My granddaughter was playing on the floor in front of me as I watched her from my armchair. She may have been about five at the time. Suddenly she stopped what she was doing and her expression became serious. She looked up and said “I care about you!” I don’t know what prompted her words but it was especially remarkable as we were separated by many miles and seldom were together.
This moment in time meant a lot to me. As Valentine’s Day draws near, we are reminded to let the people in our lives know that they are loved.
When I was growing up, family was important. We celebrated life which included a heritage rich with tradition. When February 14 came into view my oldest sister made a batch of fudge. She cut it into chunks and filled a large, red, heart shaped cardboard box which she presented to our father each year as a token of her love and respect. (You may be sure he had help disposing of the contents!)
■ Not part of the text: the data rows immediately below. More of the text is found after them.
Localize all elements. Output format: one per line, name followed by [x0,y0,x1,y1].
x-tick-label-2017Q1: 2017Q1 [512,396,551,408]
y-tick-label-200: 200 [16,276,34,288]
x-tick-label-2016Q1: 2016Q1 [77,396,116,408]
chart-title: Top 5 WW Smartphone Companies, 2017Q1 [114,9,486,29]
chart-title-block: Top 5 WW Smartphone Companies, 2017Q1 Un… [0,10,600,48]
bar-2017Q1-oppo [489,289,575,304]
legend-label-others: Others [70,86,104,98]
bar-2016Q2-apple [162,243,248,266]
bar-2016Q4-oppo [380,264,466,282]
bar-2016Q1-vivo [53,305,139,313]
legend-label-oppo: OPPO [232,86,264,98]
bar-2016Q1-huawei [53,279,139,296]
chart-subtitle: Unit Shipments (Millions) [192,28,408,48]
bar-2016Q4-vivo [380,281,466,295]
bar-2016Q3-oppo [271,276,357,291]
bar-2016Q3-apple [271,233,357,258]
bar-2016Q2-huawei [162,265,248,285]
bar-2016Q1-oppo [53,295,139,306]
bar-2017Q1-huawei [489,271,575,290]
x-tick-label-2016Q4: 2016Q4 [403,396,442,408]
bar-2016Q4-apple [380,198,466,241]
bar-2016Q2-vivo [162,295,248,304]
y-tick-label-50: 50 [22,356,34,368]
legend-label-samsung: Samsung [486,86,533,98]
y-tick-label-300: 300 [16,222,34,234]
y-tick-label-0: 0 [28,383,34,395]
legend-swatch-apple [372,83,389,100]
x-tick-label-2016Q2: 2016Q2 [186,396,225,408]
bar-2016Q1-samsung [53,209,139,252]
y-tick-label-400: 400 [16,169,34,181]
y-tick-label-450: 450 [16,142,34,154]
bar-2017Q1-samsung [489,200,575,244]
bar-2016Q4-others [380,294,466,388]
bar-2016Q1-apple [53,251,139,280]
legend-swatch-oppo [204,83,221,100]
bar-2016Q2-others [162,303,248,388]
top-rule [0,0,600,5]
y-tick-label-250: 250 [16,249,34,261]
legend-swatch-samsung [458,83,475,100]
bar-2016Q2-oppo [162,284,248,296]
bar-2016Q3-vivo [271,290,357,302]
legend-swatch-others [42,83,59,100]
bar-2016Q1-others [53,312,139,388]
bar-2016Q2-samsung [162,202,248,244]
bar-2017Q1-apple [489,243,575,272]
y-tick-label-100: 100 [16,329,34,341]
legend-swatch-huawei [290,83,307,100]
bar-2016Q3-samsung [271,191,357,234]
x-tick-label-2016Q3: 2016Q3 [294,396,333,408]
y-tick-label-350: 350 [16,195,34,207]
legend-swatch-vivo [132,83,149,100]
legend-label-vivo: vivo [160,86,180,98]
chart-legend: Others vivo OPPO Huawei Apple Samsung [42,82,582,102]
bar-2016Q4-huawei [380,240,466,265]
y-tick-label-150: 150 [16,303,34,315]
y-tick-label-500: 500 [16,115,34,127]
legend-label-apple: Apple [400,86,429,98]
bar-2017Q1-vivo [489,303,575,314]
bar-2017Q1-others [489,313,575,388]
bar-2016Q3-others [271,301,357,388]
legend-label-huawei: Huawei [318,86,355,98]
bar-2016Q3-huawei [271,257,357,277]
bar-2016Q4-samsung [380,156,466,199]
In the evening my two older sisters and I would be having supper with our parents. There would be a knock on the door. One of us would check to see who was there. No one was in sight, but there in the doorway was a package wrapped in white tissue paper, tied with a red satin ribbon and decorated with a red heart cut out of construction paper. On the heart was a name of one of us girls. The package usually consisted of wearing apparel, a blouse, sweater or scarf. There followed two more knocks on the door and two more mysterious packages. The “ghost of St. Valentine” remembered all three of us. Of course we knew it was our mother leaving the gifts but this was a game we played each year.
At school the girls wrote their names on scraps of paper and dropped them in a box. The boys each drew a name from the box and sent a Valentine to the girl whose name was retrieved. Sending and receiving Valentines with family and friends provided us with entertainment, surprise and delight.
Among my memoires are a collection of Valentines exchanged between my husband and me over our 53 years together. Some are hilariously funny. Others poignant and profoundly thoughtful.
We are indebted to Elizabeth Barrett Browning who wrote, “How do I love thee? Let me count the ways. I love thee to the depth and breadth and height my soul can reach, when feeling out of sight for the ends of being and ideal grace. I love thee to the level of every day’s most quiet need by sun and candle-light.”